# reptiles in australia



## wyldyowie (Jan 9, 2010)

can any one point me in the right direction im trying to find a list a all reptiles that are avaliable to own in australia.

any help would be greatly appreciated


----------



## pyrodarknessanny (Jan 9, 2010)

this will depend on a few things 
what state you live in 
and what permit type you have. 

the list of what you can have varies greatly, theres not one universal list of ALL the herpafauna you can have. each state is different and has its own rules and permits


----------



## wyldyowie (Jan 9, 2010)

sorry my bad should have been more specific in what i meant.
i understand there are diffrent laws for diffrents states.

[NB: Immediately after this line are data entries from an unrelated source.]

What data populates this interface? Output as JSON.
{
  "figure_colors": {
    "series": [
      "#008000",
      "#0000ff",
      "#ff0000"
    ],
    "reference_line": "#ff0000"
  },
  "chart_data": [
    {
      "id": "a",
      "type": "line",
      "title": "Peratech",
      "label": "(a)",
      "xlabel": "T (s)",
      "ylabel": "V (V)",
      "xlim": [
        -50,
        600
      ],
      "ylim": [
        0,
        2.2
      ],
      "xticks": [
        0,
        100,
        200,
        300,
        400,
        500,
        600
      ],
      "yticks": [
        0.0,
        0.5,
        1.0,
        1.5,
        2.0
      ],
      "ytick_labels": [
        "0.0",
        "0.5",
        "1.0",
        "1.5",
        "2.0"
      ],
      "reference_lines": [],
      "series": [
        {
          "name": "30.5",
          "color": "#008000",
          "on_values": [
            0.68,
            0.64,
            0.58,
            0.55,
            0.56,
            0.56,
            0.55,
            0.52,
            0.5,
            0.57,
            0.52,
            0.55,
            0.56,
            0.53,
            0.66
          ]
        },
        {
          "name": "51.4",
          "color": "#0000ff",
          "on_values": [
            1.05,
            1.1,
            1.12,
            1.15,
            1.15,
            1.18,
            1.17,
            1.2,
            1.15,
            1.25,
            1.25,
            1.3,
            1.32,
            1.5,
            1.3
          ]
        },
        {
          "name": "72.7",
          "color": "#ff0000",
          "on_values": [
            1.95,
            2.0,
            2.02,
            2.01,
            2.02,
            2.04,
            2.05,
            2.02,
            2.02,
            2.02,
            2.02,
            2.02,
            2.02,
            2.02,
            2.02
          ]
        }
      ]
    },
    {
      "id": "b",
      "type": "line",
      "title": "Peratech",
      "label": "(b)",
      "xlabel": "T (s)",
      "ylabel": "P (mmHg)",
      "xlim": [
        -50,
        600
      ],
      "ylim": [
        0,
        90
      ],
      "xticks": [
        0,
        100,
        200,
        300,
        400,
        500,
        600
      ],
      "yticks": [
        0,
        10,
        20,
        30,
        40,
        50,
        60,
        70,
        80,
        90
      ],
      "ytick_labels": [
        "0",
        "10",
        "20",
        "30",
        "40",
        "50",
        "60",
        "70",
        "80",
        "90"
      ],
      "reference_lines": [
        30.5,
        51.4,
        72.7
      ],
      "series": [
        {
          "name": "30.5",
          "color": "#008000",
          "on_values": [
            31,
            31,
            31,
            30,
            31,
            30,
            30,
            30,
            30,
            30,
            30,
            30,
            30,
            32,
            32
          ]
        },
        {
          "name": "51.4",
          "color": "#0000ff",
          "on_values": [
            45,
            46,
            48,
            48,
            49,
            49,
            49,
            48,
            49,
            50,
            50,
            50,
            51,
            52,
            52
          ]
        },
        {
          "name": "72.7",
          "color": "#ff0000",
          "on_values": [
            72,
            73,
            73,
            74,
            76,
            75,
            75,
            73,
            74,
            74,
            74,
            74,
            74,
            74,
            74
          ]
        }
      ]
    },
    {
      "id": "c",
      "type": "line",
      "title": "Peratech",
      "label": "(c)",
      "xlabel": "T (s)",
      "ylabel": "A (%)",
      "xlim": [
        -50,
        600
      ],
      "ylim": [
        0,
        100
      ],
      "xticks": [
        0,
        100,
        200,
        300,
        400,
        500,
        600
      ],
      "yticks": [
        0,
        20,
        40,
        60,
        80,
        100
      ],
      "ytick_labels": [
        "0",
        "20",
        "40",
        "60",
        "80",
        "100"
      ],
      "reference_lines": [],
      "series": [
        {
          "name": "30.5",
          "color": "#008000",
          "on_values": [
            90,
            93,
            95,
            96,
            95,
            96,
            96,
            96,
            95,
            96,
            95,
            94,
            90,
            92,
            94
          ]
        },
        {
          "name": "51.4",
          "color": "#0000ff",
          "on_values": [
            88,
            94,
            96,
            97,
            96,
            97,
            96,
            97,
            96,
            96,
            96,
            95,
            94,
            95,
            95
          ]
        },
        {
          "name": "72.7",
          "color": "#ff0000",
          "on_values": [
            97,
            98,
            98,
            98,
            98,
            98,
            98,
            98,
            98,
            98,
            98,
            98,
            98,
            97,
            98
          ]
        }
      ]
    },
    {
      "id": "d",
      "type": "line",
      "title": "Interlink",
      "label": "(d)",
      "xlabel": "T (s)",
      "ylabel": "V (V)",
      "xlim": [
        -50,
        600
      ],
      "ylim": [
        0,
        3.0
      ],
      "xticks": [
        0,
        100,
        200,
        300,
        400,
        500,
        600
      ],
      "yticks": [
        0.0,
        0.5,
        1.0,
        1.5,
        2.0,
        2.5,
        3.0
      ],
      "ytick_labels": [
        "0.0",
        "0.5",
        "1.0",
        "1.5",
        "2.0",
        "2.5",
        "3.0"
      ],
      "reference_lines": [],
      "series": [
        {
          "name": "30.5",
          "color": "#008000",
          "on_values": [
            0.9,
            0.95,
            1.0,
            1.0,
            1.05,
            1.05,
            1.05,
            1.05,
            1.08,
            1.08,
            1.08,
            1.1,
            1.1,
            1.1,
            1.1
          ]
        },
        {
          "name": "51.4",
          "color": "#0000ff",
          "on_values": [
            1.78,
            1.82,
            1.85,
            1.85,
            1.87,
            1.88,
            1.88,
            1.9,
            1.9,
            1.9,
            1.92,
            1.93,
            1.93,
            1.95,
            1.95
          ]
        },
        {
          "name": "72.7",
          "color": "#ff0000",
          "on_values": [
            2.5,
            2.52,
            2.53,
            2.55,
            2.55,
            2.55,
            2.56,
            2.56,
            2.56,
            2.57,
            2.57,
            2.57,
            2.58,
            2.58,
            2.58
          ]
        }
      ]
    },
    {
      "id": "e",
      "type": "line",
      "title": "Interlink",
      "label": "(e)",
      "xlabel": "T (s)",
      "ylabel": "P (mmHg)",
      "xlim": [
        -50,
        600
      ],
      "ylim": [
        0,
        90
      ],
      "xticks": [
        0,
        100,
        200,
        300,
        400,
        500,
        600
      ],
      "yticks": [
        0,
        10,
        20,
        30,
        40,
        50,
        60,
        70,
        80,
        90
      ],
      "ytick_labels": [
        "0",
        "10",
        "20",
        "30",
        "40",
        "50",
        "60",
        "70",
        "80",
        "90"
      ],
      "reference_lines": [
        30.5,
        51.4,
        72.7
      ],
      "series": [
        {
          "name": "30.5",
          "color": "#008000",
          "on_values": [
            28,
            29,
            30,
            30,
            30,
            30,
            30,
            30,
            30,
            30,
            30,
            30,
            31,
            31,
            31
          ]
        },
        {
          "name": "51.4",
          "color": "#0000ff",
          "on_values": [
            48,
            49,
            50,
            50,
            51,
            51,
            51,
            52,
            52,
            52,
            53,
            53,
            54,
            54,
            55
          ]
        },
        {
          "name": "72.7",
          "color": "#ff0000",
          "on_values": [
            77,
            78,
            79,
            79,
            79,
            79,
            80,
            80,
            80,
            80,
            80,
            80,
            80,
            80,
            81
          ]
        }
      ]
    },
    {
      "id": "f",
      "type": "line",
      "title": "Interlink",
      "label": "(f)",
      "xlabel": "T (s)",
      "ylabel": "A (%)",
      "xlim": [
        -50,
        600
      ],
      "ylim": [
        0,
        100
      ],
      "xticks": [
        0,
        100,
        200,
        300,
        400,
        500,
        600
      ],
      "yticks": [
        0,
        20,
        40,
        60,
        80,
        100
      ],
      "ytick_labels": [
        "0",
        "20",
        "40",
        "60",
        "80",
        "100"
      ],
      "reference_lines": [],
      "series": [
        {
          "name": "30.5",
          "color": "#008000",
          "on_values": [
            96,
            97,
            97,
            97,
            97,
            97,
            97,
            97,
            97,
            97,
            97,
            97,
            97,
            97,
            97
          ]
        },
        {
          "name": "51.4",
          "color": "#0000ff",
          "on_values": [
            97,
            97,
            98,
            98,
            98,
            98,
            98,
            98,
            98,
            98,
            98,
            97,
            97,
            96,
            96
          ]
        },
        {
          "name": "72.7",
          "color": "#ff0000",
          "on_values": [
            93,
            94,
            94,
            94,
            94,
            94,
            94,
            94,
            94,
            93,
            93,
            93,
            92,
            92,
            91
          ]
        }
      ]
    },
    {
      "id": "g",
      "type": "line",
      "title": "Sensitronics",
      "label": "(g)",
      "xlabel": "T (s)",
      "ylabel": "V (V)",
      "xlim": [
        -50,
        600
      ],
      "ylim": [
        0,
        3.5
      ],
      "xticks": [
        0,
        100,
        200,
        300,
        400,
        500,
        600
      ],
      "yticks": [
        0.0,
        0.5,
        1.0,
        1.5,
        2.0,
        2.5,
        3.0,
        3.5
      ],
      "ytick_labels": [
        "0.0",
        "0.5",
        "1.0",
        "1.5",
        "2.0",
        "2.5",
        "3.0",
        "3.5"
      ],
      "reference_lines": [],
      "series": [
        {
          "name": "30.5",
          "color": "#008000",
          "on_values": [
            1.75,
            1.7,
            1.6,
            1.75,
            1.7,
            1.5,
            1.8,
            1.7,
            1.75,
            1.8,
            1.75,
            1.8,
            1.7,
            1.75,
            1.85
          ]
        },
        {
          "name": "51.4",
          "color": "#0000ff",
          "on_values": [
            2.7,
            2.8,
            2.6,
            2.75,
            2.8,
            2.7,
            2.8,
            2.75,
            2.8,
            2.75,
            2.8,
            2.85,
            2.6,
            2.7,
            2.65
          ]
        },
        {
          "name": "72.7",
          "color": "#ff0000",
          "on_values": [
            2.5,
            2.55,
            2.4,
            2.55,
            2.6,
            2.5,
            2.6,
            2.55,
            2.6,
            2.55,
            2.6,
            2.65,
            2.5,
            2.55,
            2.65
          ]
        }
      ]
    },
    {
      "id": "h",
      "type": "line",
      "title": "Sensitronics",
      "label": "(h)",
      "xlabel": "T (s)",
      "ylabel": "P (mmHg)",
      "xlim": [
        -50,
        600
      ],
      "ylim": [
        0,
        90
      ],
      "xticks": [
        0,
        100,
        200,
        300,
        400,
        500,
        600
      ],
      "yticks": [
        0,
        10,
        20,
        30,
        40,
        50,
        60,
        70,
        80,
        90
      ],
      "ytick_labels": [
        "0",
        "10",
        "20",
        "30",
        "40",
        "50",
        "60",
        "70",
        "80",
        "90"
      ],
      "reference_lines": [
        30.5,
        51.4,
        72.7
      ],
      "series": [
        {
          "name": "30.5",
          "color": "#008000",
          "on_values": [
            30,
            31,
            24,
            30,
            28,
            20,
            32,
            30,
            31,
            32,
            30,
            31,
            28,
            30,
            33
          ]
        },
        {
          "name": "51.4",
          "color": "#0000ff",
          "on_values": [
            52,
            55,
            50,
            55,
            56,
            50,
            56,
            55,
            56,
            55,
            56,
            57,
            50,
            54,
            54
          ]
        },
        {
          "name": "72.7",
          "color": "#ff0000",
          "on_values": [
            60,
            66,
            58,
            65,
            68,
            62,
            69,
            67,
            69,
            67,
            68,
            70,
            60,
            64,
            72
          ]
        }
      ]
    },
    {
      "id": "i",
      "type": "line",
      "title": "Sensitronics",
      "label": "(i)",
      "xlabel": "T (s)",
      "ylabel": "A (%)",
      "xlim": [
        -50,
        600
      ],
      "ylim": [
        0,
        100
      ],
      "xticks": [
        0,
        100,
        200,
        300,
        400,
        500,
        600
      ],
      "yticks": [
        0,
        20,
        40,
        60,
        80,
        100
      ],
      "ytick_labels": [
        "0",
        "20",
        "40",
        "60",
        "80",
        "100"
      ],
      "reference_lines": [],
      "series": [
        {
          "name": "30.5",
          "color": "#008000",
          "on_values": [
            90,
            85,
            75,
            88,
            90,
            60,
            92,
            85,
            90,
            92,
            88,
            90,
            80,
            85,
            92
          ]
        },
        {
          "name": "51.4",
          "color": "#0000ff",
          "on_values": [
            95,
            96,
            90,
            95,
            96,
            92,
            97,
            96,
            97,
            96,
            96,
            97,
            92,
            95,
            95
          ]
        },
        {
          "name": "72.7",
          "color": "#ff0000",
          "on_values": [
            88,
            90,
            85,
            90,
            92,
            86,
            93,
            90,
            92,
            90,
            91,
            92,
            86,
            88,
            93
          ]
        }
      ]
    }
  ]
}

i am after the information for all the diffrent state and what you can get under diffrent permits 

cheers


----------



## Chris1 (Jan 9, 2010)

*Nsw*

DECC | Complete outline of the NSW reptile licensing system (PDF - 117KB)


----------



## garycahill (Jan 9, 2010)

Really your states requirements are all that's important.
Depending on the licence type depends on what you can keep.
You can then source animals from whatever state you like, but you have to be able to keep them.


----------



## tenacres1100 (Jan 9, 2010)

http://www.dse.vic.gov.au/CA256F310...pplication+for+a+Private+Wildlife+Licence.pdf


----------



## wyldyowie (Jan 18, 2010)

cheers for all the info

looks like i might be heading down to perth for work does any one have the same sort of info for wa and what i have to do to transfer my reptiles down to there

cheers


----------



## ZK928 (Jan 18, 2010)

cant import reptiles to wa

this should give you the info you need : http://www.dec.wa.gov.au/content/view/871/808/


----------



## Costa (Jan 18, 2010)

yeah your going to have a hard time over there. cant import to wa. have to buy locally over there.


----------